This is the first of what I hope will develop into a series of entries in which I would like to illustrate the avoidance of taboo characters as a means of dating editions from examples in our own collections. Inevitably this will mean waiting not only until I discover them, but also until I have a better understanding of the process.
I will make a start with two copies of of Hongjianlu 弘簡錄 which I catalogued a while ago. This is a very large work in the “separate histories” 別史 category written and published by the Ming dynasty scholar Shao Jingbang (1491-1565). According to his entry in Goodrich and Fang’s Dictionary of Ming biography, the endeavour “cost him one thousand taels of silver, which, he emphasized, he had saved through thirty years of simple living” (p.1165). A shorter sequel was written a century later by his grandson Shao Yuanping (a jinshi of 1664). The combined edition was finished in the mid-Kangxi period, and I have catalogued it as follows:
弘簡錄 二百五十四卷 / (明)邵經邦撰
續弘簡錄元史類編 四十二卷 / (清)邵遠平撰
清康熙二十七年[1688]續錄三十八年[1699]邵遠平刊後印本
線裝100冊 ; 29公分
Backhouse 536
Sinica 716 (線裝80冊 ; 25公分)
It is usually possible to establish the date when the blocks of an edition were cut, and therefore the date when it was first possible to print it. But it is more difficult to establish the date of printing, given that printing blocks could last for decades and even centuries after they were produced. Sometimes (but rarely) a preface or so called “title-page” will give us specific information. But in the case of our copies of Hongjianlu, it is the avoidance of taboo, that is, the characters in the personal name of the Qianlong 乾隆 emperor, Hongli 弘曆.

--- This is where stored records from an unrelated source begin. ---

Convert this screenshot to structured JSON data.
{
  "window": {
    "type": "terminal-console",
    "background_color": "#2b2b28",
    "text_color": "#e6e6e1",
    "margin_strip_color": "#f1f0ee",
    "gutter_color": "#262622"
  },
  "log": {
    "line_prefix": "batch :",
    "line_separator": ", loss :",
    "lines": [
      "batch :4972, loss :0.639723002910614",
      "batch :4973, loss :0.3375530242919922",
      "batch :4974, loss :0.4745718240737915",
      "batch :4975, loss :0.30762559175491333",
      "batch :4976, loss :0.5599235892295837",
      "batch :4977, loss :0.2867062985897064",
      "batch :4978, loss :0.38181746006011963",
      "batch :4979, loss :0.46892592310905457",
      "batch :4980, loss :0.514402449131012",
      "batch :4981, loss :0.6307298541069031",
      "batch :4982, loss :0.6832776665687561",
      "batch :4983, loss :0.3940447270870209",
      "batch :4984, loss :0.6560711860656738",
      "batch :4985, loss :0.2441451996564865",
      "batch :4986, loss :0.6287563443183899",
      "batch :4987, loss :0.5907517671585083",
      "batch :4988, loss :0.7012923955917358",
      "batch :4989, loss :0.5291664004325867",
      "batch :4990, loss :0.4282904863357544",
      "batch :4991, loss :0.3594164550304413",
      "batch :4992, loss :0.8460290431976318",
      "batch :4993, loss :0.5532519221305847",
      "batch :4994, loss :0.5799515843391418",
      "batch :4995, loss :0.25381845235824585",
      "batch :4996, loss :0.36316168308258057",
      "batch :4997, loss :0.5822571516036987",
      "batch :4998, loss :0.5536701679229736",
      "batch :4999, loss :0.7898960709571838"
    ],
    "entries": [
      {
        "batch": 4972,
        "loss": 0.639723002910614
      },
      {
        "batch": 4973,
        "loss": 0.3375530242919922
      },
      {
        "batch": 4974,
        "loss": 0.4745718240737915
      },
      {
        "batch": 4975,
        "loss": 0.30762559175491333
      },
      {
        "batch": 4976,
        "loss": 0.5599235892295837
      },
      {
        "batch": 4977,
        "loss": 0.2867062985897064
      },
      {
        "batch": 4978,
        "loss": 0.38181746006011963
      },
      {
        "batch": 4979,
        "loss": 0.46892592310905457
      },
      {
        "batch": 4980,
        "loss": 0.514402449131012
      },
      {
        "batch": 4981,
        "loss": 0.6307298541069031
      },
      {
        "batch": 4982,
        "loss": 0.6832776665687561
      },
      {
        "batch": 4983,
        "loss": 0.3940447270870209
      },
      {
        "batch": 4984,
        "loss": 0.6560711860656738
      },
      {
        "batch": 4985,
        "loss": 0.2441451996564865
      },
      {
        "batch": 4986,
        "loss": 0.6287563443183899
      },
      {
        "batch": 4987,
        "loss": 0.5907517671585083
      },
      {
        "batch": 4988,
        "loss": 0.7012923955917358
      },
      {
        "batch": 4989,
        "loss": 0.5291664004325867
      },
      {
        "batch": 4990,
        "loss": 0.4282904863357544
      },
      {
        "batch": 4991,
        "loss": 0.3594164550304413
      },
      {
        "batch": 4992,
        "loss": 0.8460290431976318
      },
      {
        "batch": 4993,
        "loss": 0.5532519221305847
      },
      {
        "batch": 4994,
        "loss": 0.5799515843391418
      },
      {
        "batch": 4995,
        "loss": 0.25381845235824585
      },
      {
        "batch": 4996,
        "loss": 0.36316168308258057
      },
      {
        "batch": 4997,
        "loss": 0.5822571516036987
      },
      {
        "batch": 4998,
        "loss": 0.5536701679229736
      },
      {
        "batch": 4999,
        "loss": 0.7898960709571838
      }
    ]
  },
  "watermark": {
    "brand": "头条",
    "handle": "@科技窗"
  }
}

On the title-page of the book (illustrated above) we can see one of the ways in which the taboo was avoided – the substitution of the taboo character with a homophone, in this case the character hong 宏. And in the text of the book we can see another method – the omission of the final stroke of the taboo character. The illustrations below show an example from our Backhouse copy (left), and alongside it, the same example from the copy reproduced in Xuxiu siku quanshu 續修四庫全書 (right):
It is already clear from the degradation of the printing block that our copy was printed much later than the copy from which the reproduction was made, but the avoidance of taboo in the first character of the title by excising the final stroke from the printing block enables us to be a little more precise about how much later the impression was made. And it is not quite as simple as the difference between 1699, when the blocks were finished, and 1736, when the Qianlong emperor ascended the throne.
The avoidance of taboo did not always take effect immediately, so to use it as a means of dating we have to establish when it became mandatory. I recently discovered a very concise and useful source of this information in the following work:
清代內府刻書圖錄 / 翁連溪編著
北京 : 北京出版社, 2004
pp.64-66: 清代內府刻書中的避諱制度
There we learn that the avoidance of taboo was not strictly applied at the beginning of the Qianlong period. Only in the thirteenth year (1748) was the order given to omit the last stroke of the character. And the use of either that method or the substitution of the character with a homophone was later still, with the order first being given in the twenty-fifth year (1760).
While it may not be hugely significant that our impression was taken sixty years after the blocks were carved, it is better to have the information than not to have it, and at least it enables me to add the qualification 「後印」 to my description with some certainty.